Report suggests men shifted their spending online quicker in response to the recession


Roles reversed as men dominate Britain’s ‘Online High Street’

Report suggests men shifted their spending online quicker in response to the recession

The stereotype of the female shopaholic could soon be an image of the past, as new research shows that Britain's 'online high street' is increasingly dominated by men.

The latest findings from the PayPal UK Online Retail Report, conducted by Experian, indicate that

over 12.9 million men shop online today compared with 10.3 million women, and almost twice as many men than women are joining the army of online shoppers each year. Since 2006, an average of 839,000 extra men have started shopping online each year compared to fewer than 400,000 women.

Men are also spending more online than women. The average online spend over the last six months was 2,602 for men compared to 1,930 for women. Men significantly outspent women on travel (992 compared to 884 spent by women), financial services (897 compared to a female spend of 616) and major purchases such as fridge freezers and washing machines (627 compared to 339). In fact, men spent more than women in every online category except groceries and clothing.

The PayPal report suggests that men were quicker to turn to the internet at the beginning of the economic downturn, looking to save money by shopping around, and to research products in more depth before buying them.

Carl Scheible, Managing Director of PayPal UK, said: “The online revolution has turned men into shopaholics. We love the quick and efficient nature of the internet, especially when it comes to buying technology and gadgets.

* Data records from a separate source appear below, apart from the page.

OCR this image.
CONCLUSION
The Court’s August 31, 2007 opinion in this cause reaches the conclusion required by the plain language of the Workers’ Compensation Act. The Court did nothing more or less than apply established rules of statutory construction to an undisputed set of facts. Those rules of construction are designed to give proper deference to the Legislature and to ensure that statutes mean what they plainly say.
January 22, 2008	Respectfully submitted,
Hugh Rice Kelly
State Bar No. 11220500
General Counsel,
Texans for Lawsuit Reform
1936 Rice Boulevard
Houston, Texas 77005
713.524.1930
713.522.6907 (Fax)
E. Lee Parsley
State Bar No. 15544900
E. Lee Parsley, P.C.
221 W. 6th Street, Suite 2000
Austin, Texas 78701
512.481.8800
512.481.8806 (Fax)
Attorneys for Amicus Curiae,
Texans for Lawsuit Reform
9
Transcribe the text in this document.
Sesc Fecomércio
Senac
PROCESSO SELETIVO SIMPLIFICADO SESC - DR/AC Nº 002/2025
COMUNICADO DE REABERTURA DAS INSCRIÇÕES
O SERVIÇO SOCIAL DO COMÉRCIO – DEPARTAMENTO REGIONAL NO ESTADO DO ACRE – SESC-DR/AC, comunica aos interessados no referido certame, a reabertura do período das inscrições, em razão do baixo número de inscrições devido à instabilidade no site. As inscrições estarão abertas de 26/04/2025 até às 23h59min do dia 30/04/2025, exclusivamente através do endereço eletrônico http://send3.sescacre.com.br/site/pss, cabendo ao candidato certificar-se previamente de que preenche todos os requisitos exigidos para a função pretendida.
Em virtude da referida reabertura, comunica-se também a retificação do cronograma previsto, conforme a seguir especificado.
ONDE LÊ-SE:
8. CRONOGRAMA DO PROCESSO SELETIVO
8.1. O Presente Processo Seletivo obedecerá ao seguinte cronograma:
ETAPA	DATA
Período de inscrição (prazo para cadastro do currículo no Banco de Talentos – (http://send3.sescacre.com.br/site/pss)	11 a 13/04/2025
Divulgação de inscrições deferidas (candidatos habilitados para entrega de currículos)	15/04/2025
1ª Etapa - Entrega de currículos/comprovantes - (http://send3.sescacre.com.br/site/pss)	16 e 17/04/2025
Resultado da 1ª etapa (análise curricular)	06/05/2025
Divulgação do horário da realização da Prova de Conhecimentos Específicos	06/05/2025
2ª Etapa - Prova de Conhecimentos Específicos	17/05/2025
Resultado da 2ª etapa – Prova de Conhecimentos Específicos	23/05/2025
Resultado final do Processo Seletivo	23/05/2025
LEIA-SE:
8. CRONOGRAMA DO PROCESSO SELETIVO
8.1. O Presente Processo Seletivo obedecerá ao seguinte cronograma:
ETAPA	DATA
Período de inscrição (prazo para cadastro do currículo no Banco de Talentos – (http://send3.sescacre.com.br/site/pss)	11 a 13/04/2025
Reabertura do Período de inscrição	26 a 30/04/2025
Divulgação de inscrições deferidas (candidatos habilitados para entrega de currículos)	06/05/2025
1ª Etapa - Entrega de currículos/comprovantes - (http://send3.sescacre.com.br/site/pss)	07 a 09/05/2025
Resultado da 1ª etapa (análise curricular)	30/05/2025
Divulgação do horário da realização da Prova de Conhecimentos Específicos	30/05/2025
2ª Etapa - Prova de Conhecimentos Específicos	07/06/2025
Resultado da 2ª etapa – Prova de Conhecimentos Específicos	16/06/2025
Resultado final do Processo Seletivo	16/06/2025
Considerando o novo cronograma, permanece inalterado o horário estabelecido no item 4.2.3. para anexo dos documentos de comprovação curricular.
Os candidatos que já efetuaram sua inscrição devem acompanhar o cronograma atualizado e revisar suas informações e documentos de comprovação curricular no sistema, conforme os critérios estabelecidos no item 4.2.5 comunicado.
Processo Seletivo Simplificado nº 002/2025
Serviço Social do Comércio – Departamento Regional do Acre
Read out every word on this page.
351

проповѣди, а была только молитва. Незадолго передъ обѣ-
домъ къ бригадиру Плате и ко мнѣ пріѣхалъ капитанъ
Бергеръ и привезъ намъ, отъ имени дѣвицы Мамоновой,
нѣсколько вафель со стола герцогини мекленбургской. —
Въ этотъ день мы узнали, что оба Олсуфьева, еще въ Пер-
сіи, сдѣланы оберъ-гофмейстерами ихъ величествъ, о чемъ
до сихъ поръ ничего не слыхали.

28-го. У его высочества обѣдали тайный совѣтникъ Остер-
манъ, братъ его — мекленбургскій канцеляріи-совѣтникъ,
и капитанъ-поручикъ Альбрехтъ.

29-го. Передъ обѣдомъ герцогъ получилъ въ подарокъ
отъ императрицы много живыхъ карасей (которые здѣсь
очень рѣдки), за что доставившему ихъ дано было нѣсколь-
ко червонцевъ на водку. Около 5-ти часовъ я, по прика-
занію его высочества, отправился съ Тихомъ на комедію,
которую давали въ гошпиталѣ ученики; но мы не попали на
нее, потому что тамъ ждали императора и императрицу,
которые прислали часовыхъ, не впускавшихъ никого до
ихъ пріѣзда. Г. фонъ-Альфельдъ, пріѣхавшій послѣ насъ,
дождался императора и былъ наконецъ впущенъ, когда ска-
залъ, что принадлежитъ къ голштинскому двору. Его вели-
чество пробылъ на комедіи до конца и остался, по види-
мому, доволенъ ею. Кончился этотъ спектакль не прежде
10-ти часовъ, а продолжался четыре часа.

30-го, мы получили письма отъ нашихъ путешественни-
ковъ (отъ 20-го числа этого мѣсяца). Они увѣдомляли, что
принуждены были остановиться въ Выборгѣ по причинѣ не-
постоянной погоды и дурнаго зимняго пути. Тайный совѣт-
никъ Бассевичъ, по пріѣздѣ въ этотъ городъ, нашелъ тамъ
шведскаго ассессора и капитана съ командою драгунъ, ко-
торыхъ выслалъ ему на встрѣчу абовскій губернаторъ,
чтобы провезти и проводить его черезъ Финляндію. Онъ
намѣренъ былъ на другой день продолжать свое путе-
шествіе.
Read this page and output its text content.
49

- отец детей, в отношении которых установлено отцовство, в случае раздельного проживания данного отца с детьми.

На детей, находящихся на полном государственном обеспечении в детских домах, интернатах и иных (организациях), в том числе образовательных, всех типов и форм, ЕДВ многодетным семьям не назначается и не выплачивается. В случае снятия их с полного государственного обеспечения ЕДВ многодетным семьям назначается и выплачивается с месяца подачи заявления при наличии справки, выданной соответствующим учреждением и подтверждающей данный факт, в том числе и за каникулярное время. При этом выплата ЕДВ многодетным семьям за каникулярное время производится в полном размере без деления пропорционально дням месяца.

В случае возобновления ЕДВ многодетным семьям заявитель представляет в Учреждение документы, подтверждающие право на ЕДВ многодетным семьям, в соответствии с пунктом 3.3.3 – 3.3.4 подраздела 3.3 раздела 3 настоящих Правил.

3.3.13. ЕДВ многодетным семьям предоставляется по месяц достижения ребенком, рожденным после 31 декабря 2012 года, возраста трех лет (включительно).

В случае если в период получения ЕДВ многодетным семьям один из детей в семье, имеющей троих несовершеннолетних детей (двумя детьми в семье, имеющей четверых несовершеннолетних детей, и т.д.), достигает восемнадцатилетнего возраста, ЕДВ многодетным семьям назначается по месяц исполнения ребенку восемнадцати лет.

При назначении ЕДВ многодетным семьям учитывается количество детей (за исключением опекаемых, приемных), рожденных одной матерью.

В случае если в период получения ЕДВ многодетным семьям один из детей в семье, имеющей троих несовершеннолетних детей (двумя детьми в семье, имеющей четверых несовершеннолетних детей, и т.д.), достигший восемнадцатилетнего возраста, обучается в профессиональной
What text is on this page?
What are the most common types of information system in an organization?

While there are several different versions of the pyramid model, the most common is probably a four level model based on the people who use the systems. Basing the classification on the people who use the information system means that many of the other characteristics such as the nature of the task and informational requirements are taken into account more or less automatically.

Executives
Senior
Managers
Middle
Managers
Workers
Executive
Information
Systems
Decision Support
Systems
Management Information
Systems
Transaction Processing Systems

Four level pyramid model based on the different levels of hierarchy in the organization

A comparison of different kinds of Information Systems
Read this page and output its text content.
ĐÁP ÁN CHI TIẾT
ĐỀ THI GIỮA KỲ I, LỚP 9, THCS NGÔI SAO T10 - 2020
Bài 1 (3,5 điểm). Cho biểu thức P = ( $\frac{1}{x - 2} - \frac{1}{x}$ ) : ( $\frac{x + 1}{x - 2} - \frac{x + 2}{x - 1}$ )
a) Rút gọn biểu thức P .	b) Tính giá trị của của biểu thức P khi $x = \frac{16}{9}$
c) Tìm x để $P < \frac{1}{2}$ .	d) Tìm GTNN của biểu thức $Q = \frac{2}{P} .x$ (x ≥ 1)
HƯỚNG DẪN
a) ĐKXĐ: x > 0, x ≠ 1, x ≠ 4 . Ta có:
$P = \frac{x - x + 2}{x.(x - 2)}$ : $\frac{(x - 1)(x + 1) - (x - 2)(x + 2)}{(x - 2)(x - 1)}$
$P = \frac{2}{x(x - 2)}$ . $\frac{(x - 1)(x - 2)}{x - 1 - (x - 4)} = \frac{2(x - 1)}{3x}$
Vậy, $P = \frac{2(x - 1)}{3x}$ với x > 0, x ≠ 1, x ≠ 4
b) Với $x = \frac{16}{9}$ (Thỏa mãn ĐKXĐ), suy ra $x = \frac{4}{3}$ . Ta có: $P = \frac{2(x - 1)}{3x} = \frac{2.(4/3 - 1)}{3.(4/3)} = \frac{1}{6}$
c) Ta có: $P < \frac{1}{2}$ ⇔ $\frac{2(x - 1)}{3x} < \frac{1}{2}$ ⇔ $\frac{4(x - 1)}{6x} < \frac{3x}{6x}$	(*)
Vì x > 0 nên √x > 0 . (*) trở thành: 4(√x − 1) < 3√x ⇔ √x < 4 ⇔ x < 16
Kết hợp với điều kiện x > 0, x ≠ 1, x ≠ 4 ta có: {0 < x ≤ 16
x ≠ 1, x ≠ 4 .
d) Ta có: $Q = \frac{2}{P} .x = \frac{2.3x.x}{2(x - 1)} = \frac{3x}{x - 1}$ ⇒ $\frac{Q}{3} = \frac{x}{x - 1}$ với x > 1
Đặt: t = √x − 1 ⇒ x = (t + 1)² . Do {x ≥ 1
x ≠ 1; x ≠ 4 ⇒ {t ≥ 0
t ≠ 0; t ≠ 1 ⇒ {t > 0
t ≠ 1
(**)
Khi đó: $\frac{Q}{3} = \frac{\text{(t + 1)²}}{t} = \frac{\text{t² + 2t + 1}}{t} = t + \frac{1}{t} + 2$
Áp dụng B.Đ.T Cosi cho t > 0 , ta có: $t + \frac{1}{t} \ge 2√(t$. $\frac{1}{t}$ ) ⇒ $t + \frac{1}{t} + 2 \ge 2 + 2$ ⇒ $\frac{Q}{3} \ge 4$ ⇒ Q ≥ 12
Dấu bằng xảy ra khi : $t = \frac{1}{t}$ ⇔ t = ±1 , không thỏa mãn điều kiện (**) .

“Our impatience has helped drive a revolution in how websites are designed. Gone are the days of elaborate graphics that take an age to load - and drive customers away to better designed sites. Companies like PayPal have also helped by making it quicker to checkout and pay online - in many cases, in just a few mouse clicks.“

Men's love affair with online shopping looks set to accelerate. Four in 10 (41%) male shoppers plan to do as much of their shopping as possible online in future against just 29% of women and over half (55%) of men shopping online expect to expand the range of products and services they buy compared to 45% of women.